Sunday, January 2, 2011

Former Missouri Governor Christopher Bond Says Mormons Still Thank Him For Formally Repealing Lilburn W. Boggs' Extermination Order Of 1838

The Salt Lake Tribune reports that former Missouri Governor Christopher "Kit" Bond says Mormons still thank him for having formally repealed the Extermination Order issued against members of the Church of Jesus Christ of Latter-day Saints by Governor Lilburn W. Boggs in 1838. Furthermore, Bond also says that a number of people who come to Missouri told him they came back specifically because the Extermination Order was repealed.

Bond first learned of this Order during his first term as governor in 1976 when a White House aide called and told him about it. Upon investigation, Bond learned it was officially still on the books even though it wasn't enforced. He decided it was unacceptable, and on June 25th, 1976, Bond issued an executive order rescinding it. In the official proclamation, Bond said Boggs violated constitutional rights, and expressed Missouri’s “deep regret for the injustice and undue suffering which was caused by the 1838 order.”

Bond lost his bid for re-election later than year, but ran for governor and won in 1980. He won his first campaign for U.S. Senate in 1986 and was re-elected three times. He opted not to seek re-election in 2010, although he is a highly-respected lawmaker who's had no controversy associated with his name. Utah Senator Orrin Hatch credits eliminating the Extermination Order with helping create a robust Mormon community in Missouri that includes an LDS temple in St. Louis that opened in 1997 and another under construction in Kansas City. The St. Louis Beacon publishes an impressive tribute to Christopher Bond HERE.

Boggs' order was triggered by reports of armed clashes between Mormons and non-Mormons in northwest Missouri, culminating in the Battle of Crooked River on October 25th, 1838. Two citizens of Richmond, Missouri brought Governor Boggs reports which made it appear as if the Mormons were the sole instigators. Acting on the basis of those reports, Governor Boggs, acting in his capacity as commander-in-chief of the Missouri militia, ordered General John B. Clark to march to Ray County with a division of militia to carry out operations against armed Mormons. The order described the Mormons as being in "open and avowed defiance of the laws, and of having made war upon the people of this State." It stated that "the Mormons must be treated as enemies, and must be exterminated or driven from the State if necessary for the public peace—their outrages are beyond all description."

A copy of the order reached General Samuel D. Lucas of the state militia by the time he encamped outside the LDS town of Far West, in Caldwell County, on October 31st.

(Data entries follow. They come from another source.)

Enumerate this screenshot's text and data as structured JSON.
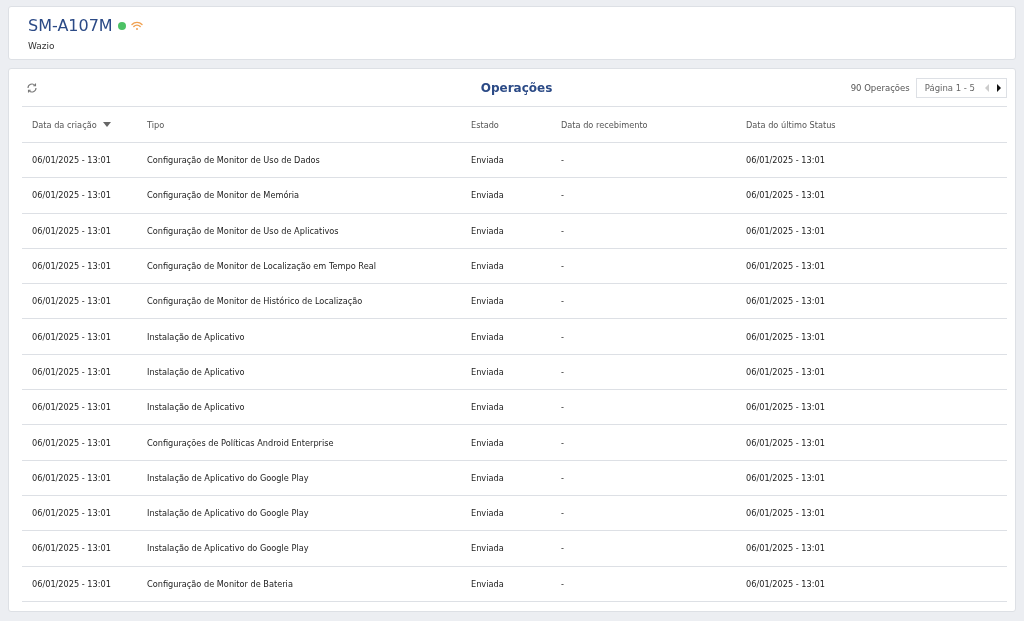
{
  "device": {
    "name": "SM-A107M",
    "online": true,
    "subtitle": "Wazio"
  },
  "operations": {
    "title": "Operações",
    "count": "90 Operações",
    "pager": {
      "label": "Página 1 - 5",
      "prev_disabled": true,
      "next_disabled": false
    },
    "columns": [
      {
        "label": "Data da criação",
        "sorted": true
      },
      {
        "label": "Tipo",
        "sorted": false
      },
      {
        "label": "Estado",
        "sorted": false
      },
      {
        "label": "Data do recebimento",
        "sorted": false
      },
      {
        "label": "Data do último Status",
        "sorted": false
      }
    ],
    "rows": [
      [
        "06/01/2025 - 13:01",
        "Configuração de Monitor de Uso de Dados",
        "Enviada",
        "-",
        "06/01/2025 - 13:01"
      ],
      [
        "06/01/2025 - 13:01",
        "Configuração de Monitor de Memória",
        "Enviada",
        "-",
        "06/01/2025 - 13:01"
      ],
      [
        "06/01/2025 - 13:01",
        "Configuração de Monitor de Uso de Aplicativos",
        "Enviada",
        "-",
        "06/01/2025 - 13:01"
      ],
      [
        "06/01/2025 - 13:01",
        "Configuração de Monitor de Localização em Tempo Real",
        "Enviada",
        "-",
        "06/01/2025 - 13:01"
      ],
      [
        "06/01/2025 - 13:01",
        "Configuração de Monitor de Histórico de Localização",
        "Enviada",
        "-",
        "06/01/2025 - 13:01"
      ],
      [
        "06/01/2025 - 13:01",
        "Instalação de Aplicativo",
        "Enviada",
        "-",
        "06/01/2025 - 13:01"
      ],
      [
        "06/01/2025 - 13:01",
        "Instalação de Aplicativo",
        "Enviada",
        "-",
        "06/01/2025 - 13:01"
      ],
      [
        "06/01/2025 - 13:01",
        "Instalação de Aplicativo",
        "Enviada",
        "-",
        "06/01/2025 - 13:01"
      ],
      [
        "06/01/2025 - 13:01",
        "Configurações de Políticas Android Enterprise",
        "Enviada",
        "-",
        "06/01/2025 - 13:01"
      ],
      [
        "06/01/2025 - 13:01",
        "Instalação de Aplicativo do Google Play",
        "Enviada",
        "-",
        "06/01/2025 - 13:01"
      ],
      [
        "06/01/2025 - 13:01",
        "Instalação de Aplicativo do Google Play",
        "Enviada",
        "-",
        "06/01/2025 - 13:01"
      ],
      [
        "06/01/2025 - 13:01",
        "Instalação de Aplicativo do Google Play",
        "Enviada",
        "-",
        "06/01/2025 - 13:01"
      ],
      [
        "06/01/2025 - 13:01",
        "Configuração de Monitor de Bateria",
        "Enviada",
        "-",
        "06/01/2025 - 13:01"
      ]
    ]
  }
}
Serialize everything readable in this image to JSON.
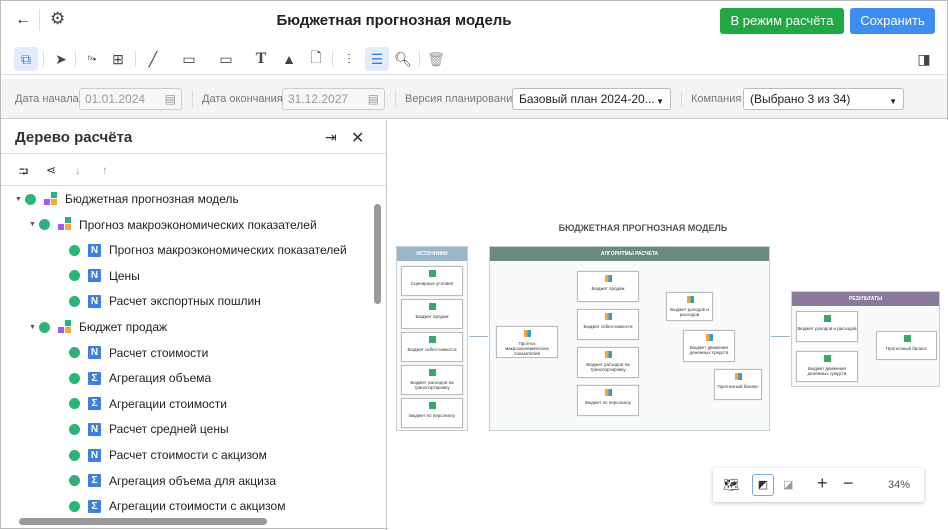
{
  "header": {
    "title": "Бюджетная прогнозная модель",
    "calc_mode_button": "В режим расчёта",
    "save_button": "Сохранить",
    "colors": {
      "calc": "#21a845",
      "save": "#3d8ef0"
    }
  },
  "toolbar": {
    "icons": [
      "structure-icon",
      "select-pointer-icon",
      "formula-icon",
      "add-block-icon",
      "line-icon",
      "rectangle-icon",
      "callout-icon",
      "text-icon",
      "image-icon",
      "document-icon",
      "settings-sliders-icon",
      "toggle-icon",
      "search-icon",
      "delete-icon",
      "panel-icon"
    ]
  },
  "filters": {
    "start_label": "Дата начала",
    "start_value": "01.01.2024",
    "end_label": "Дата окончания",
    "end_value": "31.12.2027",
    "version_label": "Версия планирования",
    "version_value": "Базовый план 2024-20...",
    "company_label": "Компания",
    "company_value": "(Выбрано 3 из 34)"
  },
  "tree": {
    "title": "Дерево расчёта",
    "items": [
      {
        "label": "Бюджетная прогнозная модель",
        "type": "model",
        "level": 0
      },
      {
        "label": "Прогноз макроэкономических показателей",
        "type": "model",
        "level": 1
      },
      {
        "label": "Прогноз макроэкономических показателей",
        "type": "calc",
        "level": 2
      },
      {
        "label": "Цены",
        "type": "calc",
        "level": 2
      },
      {
        "label": "Расчет экспортных пошлин",
        "type": "calc",
        "level": 2
      },
      {
        "label": "Бюджет продаж",
        "type": "model",
        "level": 1
      },
      {
        "label": "Расчет стоимости",
        "type": "calc",
        "level": 2
      },
      {
        "label": "Агрегация объема",
        "type": "sum",
        "level": 2
      },
      {
        "label": "Агрегации стоимости",
        "type": "sum",
        "level": 2
      },
      {
        "label": "Расчет средней цены",
        "type": "calc",
        "level": 2
      },
      {
        "label": "Расчет стоимости с акцизом",
        "type": "calc",
        "level": 2
      },
      {
        "label": "Агрегация объема для акциза",
        "type": "sum",
        "level": 2
      },
      {
        "label": "Агрегации стоимости с акцизом",
        "type": "sum",
        "level": 2
      }
    ]
  },
  "diagram": {
    "title": "БЮДЖЕТНАЯ ПРОГНОЗНАЯ МОДЕЛЬ",
    "sources": {
      "header": "ИСТОЧНИКИ",
      "items": [
        "Сценарные условия",
        "Бюджет продаж",
        "Бюджет себестоимости",
        "Бюджет расходов на транспортировку",
        "Бюджет по персоналу"
      ]
    },
    "algorithms": {
      "header": "АЛГОРИТМЫ РАСЧЕТА",
      "macro": "Прогноз макроэкономических показателей",
      "middle": [
        "Бюджет продаж",
        "Бюджет себестоимости",
        "Бюджет расходов на транспортировку",
        "Бюджет по персоналу"
      ],
      "income": "Бюджет доходов и расходов",
      "cash": "Бюджет движения денежных средств",
      "balance": "Прогнозный баланс"
    },
    "results": {
      "header": "РЕЗУЛЬТАТЫ",
      "income": "Бюджет доходов и расходов",
      "cash": "Бюджет движения денежных средств",
      "balance": "Прогнозный баланс"
    }
  },
  "zoom": {
    "value": "34%"
  }
}
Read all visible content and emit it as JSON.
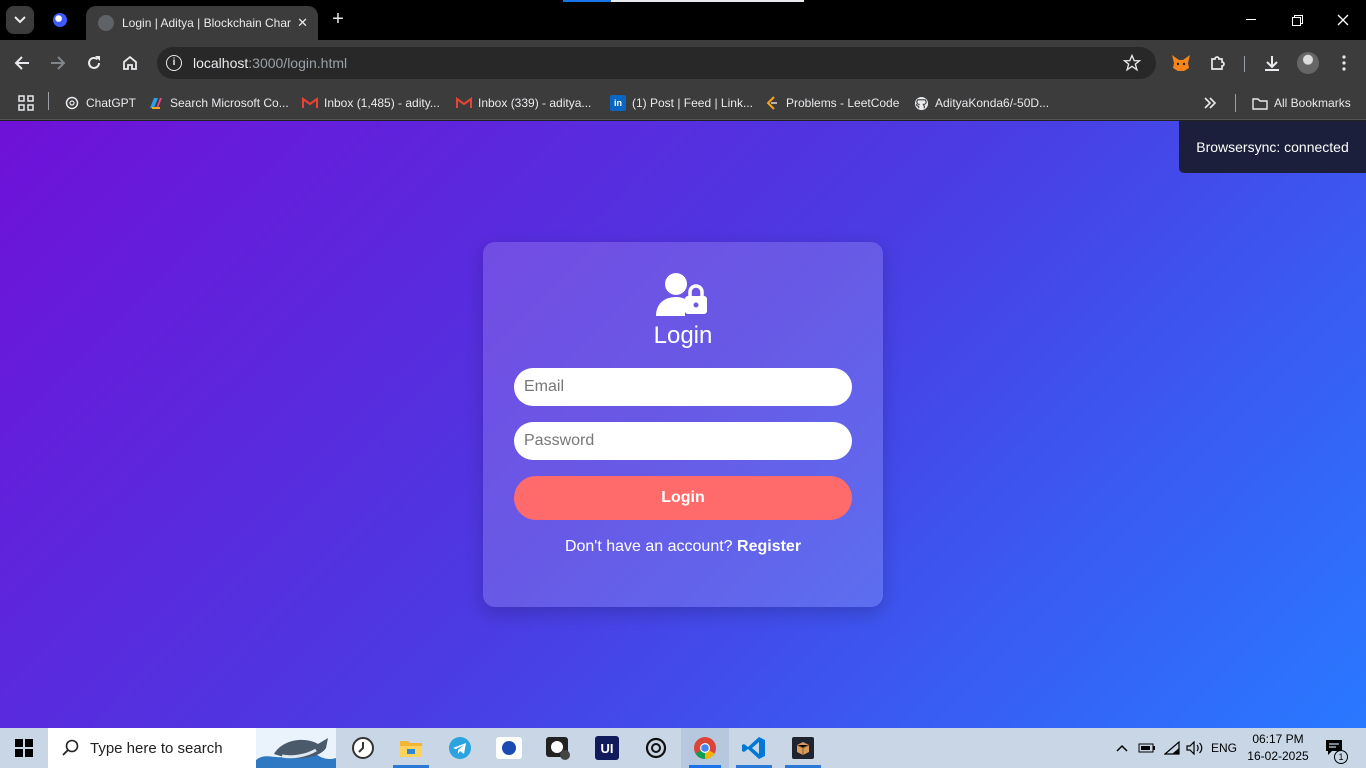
{
  "browser": {
    "tab_title": "Login | Aditya | Blockchain Char",
    "url_host": "localhost",
    "url_rest": ":3000/login.html"
  },
  "bookmarks": [
    {
      "label": "ChatGPT",
      "icon": "chatgpt-icon"
    },
    {
      "label": "Search Microsoft Co...",
      "icon": "copilot-icon"
    },
    {
      "label": "Inbox (1,485) - adity...",
      "icon": "gmail-icon"
    },
    {
      "label": "Inbox (339) - aditya...",
      "icon": "gmail-icon"
    },
    {
      "label": "(1) Post | Feed | Link...",
      "icon": "linkedin-icon"
    },
    {
      "label": "Problems - LeetCode",
      "icon": "leetcode-icon"
    },
    {
      "label": "AdityaKonda6/-50D...",
      "icon": "github-icon"
    }
  ],
  "all_bookmarks_label": "All Bookmarks",
  "toast": "Browsersync: connected",
  "login": {
    "title": "Login",
    "email_placeholder": "Email",
    "password_placeholder": "Password",
    "button_label": "Login",
    "prompt": "Don't have an account?",
    "register_label": "Register"
  },
  "colors": {
    "gradient_start": "#6f11d8",
    "gradient_end": "#2979ff",
    "button": "#ff6b6b"
  },
  "taskbar": {
    "search_placeholder": "Type here to search",
    "language": "ENG",
    "time": "06:17 PM",
    "date": "16-02-2025",
    "notification_count": "1"
  }
}
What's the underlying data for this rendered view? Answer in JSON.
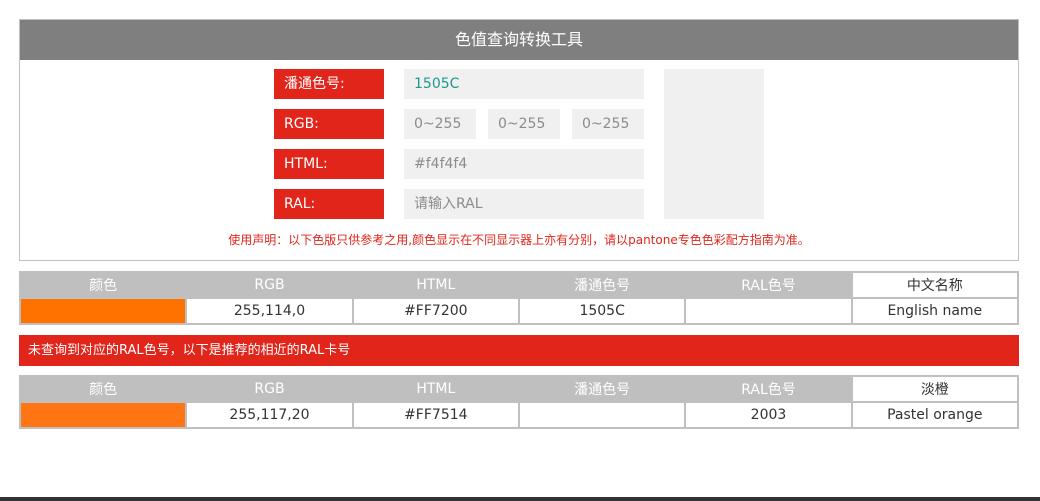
{
  "tool": {
    "title": "色值查询转换工具",
    "pantone_label": "潘通色号:",
    "pantone_value": "1505C",
    "rgb_label": "RGB:",
    "rgb_placeholder_r": "0~255",
    "rgb_placeholder_g": "0~255",
    "rgb_placeholder_b": "0~255",
    "html_label": "HTML:",
    "html_placeholder": "#f4f4f4",
    "ral_label": "RAL:",
    "ral_placeholder": "请输入RAL",
    "swatch_color": "#f0f0f0",
    "notice": "使用声明：以下色版只供参考之用,颜色显示在不同显示器上亦有分别，请以pantone专色色彩配方指南为准。"
  },
  "result": {
    "headers": [
      "颜色",
      "RGB",
      "HTML",
      "潘通色号",
      "RAL色号",
      "中文名称"
    ],
    "row": {
      "color": "#FF7200",
      "rgb": "255,114,0",
      "html": "#FF7200",
      "pantone": "1505C",
      "ral": "",
      "name": "English name"
    }
  },
  "alert": "未查询到对应的RAL色号，以下是推荐的相近的RAL卡号",
  "recommend": {
    "headers": [
      "颜色",
      "RGB",
      "HTML",
      "潘通色号",
      "RAL色号",
      "淡橙"
    ],
    "row": {
      "color": "#FF7514",
      "rgb": "255,117,20",
      "html": "#FF7514",
      "pantone": "",
      "ral": "2003",
      "name": "Pastel orange"
    }
  }
}
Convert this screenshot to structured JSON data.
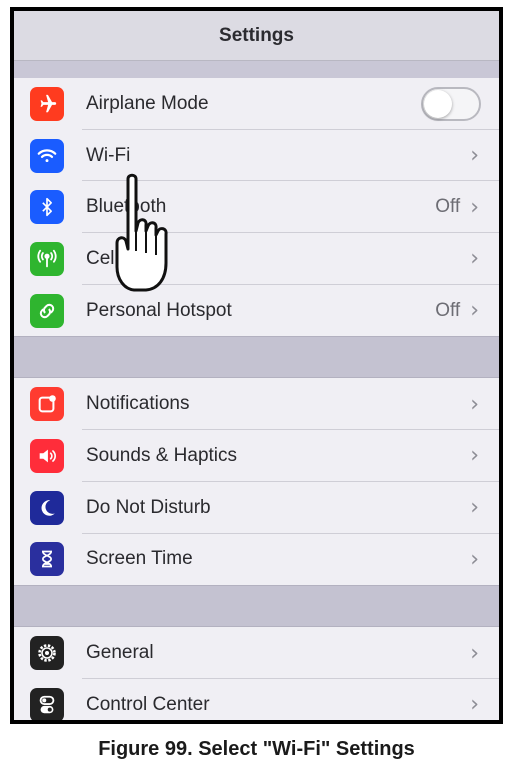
{
  "header": {
    "title": "Settings"
  },
  "groups": [
    {
      "rows": [
        {
          "label": "Airplane Mode",
          "icon": "airplane-icon",
          "color": "#ff3b1f",
          "control": "toggle",
          "toggle_on": false
        },
        {
          "label": "Wi-Fi",
          "icon": "wifi-icon",
          "color": "#1a5cff",
          "control": "chevron"
        },
        {
          "label": "Bluetooth",
          "icon": "bluetooth-icon",
          "color": "#1a5cff",
          "value": "Off",
          "control": "chevron"
        },
        {
          "label": "Cellular",
          "icon": "cellular-icon",
          "color": "#2fb52f",
          "control": "chevron"
        },
        {
          "label": "Personal Hotspot",
          "icon": "hotspot-icon",
          "color": "#2fb52f",
          "value": "Off",
          "control": "chevron"
        }
      ]
    },
    {
      "rows": [
        {
          "label": "Notifications",
          "icon": "notifications-icon",
          "color": "#ff3b30",
          "control": "chevron"
        },
        {
          "label": "Sounds & Haptics",
          "icon": "sounds-icon",
          "color": "#ff2d3a",
          "control": "chevron"
        },
        {
          "label": "Do Not Disturb",
          "icon": "moon-icon",
          "color": "#1f2a9a",
          "control": "chevron"
        },
        {
          "label": "Screen Time",
          "icon": "hourglass-icon",
          "color": "#2a2f9e",
          "control": "chevron"
        }
      ]
    },
    {
      "rows": [
        {
          "label": "General",
          "icon": "gear-icon",
          "color": "#222222",
          "control": "chevron"
        },
        {
          "label": "Control Center",
          "icon": "control-center-icon",
          "color": "#222222",
          "control": "chevron"
        }
      ]
    }
  ],
  "chevron_glyph": "›",
  "pointer": "hand-pointer-icon",
  "caption": "Figure 99.   Select \"Wi-Fi\" Settings"
}
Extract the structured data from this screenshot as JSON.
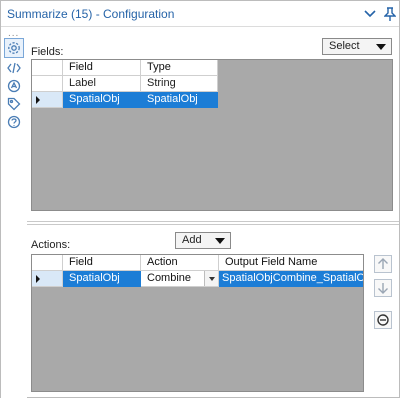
{
  "window": {
    "title": "Summarize (15) - Configuration"
  },
  "toolstrip": {
    "dots": "...",
    "tools": [
      {
        "name": "configuration",
        "icon": "gear-icon",
        "active": true
      },
      {
        "name": "xml-view",
        "icon": "code-icon",
        "active": false
      },
      {
        "name": "annotation",
        "icon": "annotation-icon",
        "active": false
      },
      {
        "name": "tags",
        "icon": "tag-icon",
        "active": false
      },
      {
        "name": "help",
        "icon": "help-icon",
        "active": false
      }
    ]
  },
  "fields_section": {
    "label": "Fields:",
    "select_dropdown": "Select",
    "columns": [
      "Field",
      "Type"
    ],
    "rows": [
      {
        "field": "Label",
        "type": "String",
        "selected": false
      },
      {
        "field": "SpatialObj",
        "type": "SpatialObj",
        "selected": true
      }
    ]
  },
  "actions_section": {
    "label": "Actions:",
    "add_dropdown": "Add",
    "columns": [
      "Field",
      "Action",
      "Output Field Name"
    ],
    "rows": [
      {
        "field": "SpatialObj",
        "action": "Combine",
        "output": "SpatialObjCombine_SpatialObj",
        "selected": true
      }
    ]
  },
  "side_buttons": [
    {
      "name": "move-up",
      "icon": "arrow-up-icon",
      "enabled": false
    },
    {
      "name": "move-down",
      "icon": "arrow-down-icon",
      "enabled": false
    },
    {
      "name": "remove",
      "icon": "minus-circle-icon",
      "enabled": true
    }
  ],
  "colors": {
    "title": "#2563a8",
    "selection": "#1c7dd6",
    "grid_background": "#a9a9a9"
  }
}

Lucas gave a copy to the LDS Colonel George M. Hinkle and other Church representatives, to whom he dictated terms of surrender, and they showed it to Joseph Smith. It was probably a significant factor in Joseph Smith's decision to surrender to Lucas.

Following Joseph Smith's surrender, arrest, and imprisonment, the governor's order was carried out by a combination of militia troops and vigilantes. It culminated in the forcible removal from Missouri of virtually all members of the Church during the winter and early spring of 1838-1839. The legality and propriety of Boggs' order were vigorously debated in the Missouri legislature during its 1839 session. The order was supported by most northwest Missouri citizens, but was questioned or denounced by others. However, no determination of the order's legality was ever made.

Aftermath: On May 6th, 1842, an attempt was made on the life of Governor Boggs. Boggs was shot by an unknown party who fired at him through a window as he read a newspaper in his study. Governor Boggs was seriously wounded by the attempt, in which he was shot in the head and neck. He made a surprising recovery, and it was attributed to his generally strong constitution. The attempt inflamed anti-Mormon sentiment, and many bigoted news articles and unfounded accusations ensued. Subsequently, Boggs emigrated to California in 1846, settling in Sonoma and becoming alcalde (mayor) of the Sonoma district in 1847. During the California Gold Rush, Boggs owned a store and did quite well. On November 8th, 1849, Boggs resigned as alcalde and became the town's postmaster. He then accepted an appointment as state assemblyman from the Sonoma District in 1852. In 1855 he retired to live on a ranch in Napa County, California where he died on March 19th, 1860. His widow Panthea died in Napa County, California on September 23rd, 1880. They are buried in Tulocay Cemetery, Napa, California.

Mormon attitudes towards Lilburn W. Boggs may have played a role in fueling the Mountain Meadows Massacre in 1857. While the bulk of the Fancher Party was from Arkansas, some people from Missouri joined them. However, Mormon attitudes towards Lilburn W. Boggs have softened with the passage of time. It is now apparent that Boggs was somewhat of an impulsive weak sister who acted on the basis of the latest information conveyed to him rather than wait to conduct a more thorough inquiry. Thus he acted more out of opportunism and fear rather than malevolence. It was Boggs' subordinates, particularly General Lucas, who were truly vindictive against the Saints and who meted out particularly harsh treatment. But since Boggs was the governor, he was considered responsible for the Saints' travails at the time.